As far as encouraging independence, crate training is always a good idea — then ensuring that the pup spends some time alone each day, crated with a fabulous treat. I like stuffed Kongs, but there are dozens of great treat toys that you can safely leave with your dog in a crate. Avoid anything that looks like the dog could chew off a small part (whether a toy or an edible, like dental chews or rawhide) and swallow it. Smear or stuff it with something irresistible. Peanut butter works for a lot of dogs.

Do this while you are at home, but also start leaving the dog home alone for short periods. Take a no-dog walk, run errands, whatever is possible where you live. Gradually extend the dog’s alone time, and don’t make a huge fuss when you return or release the dog from the crate. It shouldn’t be a big deal to leave the dog or reunite. Just part of an ordinary daily routine.

If your dog has become a wild child and you don’t know what to do, look for online training — try the APDT’s trainer search. Even if you can only get an online class or a phone consultation, professional advice might be the best way to resolve any behavioral issues before they get deeply entrenched. Please choose only a positive trainer, though, and be prepared to put in some time and effort.
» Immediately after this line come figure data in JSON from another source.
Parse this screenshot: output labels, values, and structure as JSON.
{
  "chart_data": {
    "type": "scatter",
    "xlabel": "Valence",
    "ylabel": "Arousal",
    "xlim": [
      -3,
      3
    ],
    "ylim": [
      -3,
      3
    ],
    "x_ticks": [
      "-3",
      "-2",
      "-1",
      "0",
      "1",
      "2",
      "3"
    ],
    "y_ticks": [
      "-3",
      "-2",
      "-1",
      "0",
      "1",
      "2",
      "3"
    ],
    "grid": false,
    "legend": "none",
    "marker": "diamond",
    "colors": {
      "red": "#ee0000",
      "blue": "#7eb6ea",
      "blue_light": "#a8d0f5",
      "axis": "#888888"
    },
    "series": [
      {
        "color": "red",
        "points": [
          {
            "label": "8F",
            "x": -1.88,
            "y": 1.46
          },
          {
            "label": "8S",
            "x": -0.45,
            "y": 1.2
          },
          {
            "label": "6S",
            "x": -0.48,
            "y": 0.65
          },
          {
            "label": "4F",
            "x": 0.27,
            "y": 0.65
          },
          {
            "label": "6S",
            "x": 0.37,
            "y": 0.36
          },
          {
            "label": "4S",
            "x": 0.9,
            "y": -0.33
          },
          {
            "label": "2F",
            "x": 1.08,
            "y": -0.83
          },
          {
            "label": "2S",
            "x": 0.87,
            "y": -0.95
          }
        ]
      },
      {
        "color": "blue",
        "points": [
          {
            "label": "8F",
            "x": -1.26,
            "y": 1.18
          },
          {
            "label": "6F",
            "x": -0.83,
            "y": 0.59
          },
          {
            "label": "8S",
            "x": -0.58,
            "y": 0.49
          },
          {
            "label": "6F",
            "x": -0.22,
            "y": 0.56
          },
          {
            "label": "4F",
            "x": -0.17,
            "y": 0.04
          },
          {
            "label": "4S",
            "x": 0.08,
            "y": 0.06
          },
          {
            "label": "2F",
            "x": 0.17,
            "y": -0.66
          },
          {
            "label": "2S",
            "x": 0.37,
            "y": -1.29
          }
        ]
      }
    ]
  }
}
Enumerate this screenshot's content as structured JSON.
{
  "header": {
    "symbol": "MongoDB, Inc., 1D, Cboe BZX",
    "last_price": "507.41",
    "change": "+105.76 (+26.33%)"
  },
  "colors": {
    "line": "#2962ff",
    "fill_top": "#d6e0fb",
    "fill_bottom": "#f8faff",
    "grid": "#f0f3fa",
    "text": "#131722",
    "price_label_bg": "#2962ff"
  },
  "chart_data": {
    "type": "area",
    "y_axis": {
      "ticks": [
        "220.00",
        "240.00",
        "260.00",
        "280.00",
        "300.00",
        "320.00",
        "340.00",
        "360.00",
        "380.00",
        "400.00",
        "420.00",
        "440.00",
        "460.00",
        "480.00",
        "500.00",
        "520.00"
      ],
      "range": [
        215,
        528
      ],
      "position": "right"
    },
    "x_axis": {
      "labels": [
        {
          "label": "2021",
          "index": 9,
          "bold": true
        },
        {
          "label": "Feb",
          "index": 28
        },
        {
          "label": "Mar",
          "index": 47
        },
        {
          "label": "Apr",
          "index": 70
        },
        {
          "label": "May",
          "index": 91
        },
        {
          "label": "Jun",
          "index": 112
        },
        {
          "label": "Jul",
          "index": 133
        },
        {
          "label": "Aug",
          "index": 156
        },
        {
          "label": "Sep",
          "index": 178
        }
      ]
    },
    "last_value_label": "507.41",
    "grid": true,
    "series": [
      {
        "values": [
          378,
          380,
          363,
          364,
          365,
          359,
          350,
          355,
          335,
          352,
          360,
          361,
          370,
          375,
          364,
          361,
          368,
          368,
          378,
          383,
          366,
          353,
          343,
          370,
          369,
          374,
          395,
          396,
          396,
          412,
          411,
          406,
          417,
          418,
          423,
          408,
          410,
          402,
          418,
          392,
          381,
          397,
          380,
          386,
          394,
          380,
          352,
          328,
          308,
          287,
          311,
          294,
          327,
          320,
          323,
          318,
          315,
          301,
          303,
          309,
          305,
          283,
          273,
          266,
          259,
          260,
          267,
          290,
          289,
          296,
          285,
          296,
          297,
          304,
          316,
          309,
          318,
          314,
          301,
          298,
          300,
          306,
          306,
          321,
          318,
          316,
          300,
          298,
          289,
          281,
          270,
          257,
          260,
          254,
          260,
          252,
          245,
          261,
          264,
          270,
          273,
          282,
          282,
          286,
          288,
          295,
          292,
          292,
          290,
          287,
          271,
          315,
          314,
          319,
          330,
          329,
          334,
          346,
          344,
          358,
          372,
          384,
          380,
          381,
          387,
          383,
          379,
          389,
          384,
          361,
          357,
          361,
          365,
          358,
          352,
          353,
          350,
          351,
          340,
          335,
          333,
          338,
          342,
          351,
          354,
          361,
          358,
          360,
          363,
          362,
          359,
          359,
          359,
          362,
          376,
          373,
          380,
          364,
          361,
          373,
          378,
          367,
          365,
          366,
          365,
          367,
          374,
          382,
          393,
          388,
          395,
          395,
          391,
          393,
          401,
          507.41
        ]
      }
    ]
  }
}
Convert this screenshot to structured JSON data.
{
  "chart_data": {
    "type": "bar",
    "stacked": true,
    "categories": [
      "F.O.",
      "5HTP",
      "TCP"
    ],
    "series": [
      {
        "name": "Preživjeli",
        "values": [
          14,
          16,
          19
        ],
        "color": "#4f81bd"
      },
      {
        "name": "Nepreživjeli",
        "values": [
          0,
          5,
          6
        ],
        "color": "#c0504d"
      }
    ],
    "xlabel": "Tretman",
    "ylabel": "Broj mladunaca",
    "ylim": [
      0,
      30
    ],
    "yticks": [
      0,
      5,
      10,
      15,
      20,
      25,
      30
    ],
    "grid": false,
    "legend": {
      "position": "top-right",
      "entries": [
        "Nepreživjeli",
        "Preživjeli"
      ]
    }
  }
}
Changing behavior takes time (whether it’s the dog’s or the human’s — or both!).

Growing Up

9 Weeks

Janas Bed age 2

 

 

 

 

 

Cali turned two recently, so by some definitions, she is an adult. I had this fantasy that, at age two, she’d “click in,” showing maturity and leaving behind the seemingly endless adolescent phase.
Hasn’t happened.
But all is not lost. She is showing signs of growing up.
For a couple of weeks now, she’s been trying very hard not to pull on the leash when we are walking to the park where we play every morning. She has excellent leash manners on most regular walks, but she’s so excited about the park that our morning walk there has been a constant struggle.
I repeatedly stop and ask her to stop pulling. She bounces into position next to me, then, within a few seconds, is out in front, pulling hard. As we walked, my patience would wear thin and my requests would grow sharper.
Then, a couple of weeks ago, I noticed that she wasn’t pulling so much as … well, vibrating. When Deni was here for a Thanksgiving visit, she asked why Cali was” bouncing like that.” Cali now walks out in front of me, but the leash is a bit slack and she bounces and quivers, and, every so often, moves back and walks next to me for a few steps. She is trying so hard not to pull.
Another sign of impending adultness is that she actually tried on her own, without being asked, to pick up her bowl after dinner this week. I’ve been trying to get her to do this, as Jana does, for months. The best she’s managed is to sort of lift it by one edge and drag it to my waiting hand. And that only happens if I have a really good treat in the other hand. But there she was — and, because of raging hotspots, she was wearing her cone — trying mightily to lift her bowl.
Finally, the best sign yet of maturity came yesterday. For a few months, every time our neighbors walk their dog, Ernie, Cali has barked madly at him. She does not bark when the people go by without Ernie. She is fine meeting Ernie in the parking lot or at the play yard, where they occasionally show up when we are there. But they walk Ernie a lot. Several times a day. And Cali has always done her crazy dog impression, barking her loudest, fiercest bark.
Until yesterday. Earlier, the other neighbors had returned from a walk with their two dogs, and both Cali and Jana let them know whose territory this was. I let them know how unacceptable their barking was.
About 15 minutes later, I saw Ernie and his people walking by. Dead silence from both dogs. Until I threw them a party. Good GIRLS! Lots of cookies!! Woo-hoo! When the trio came back from their walk, again, silence. This morning, again. Can it be that she has finally learned??
It’s easy to get frustrated at our dogs. And to assume that they know what we want them to do (or not do) and are disobeying out of spite. Or general badness. How many times have I told Cali that she’s the “baddest dog in the whole #$&^ town”?
But she’s not. And chances are, your dog isn’t either. They are trying. But it takes a lot of maturity and self-restraint to follow human rules that make no sense in a doggy world.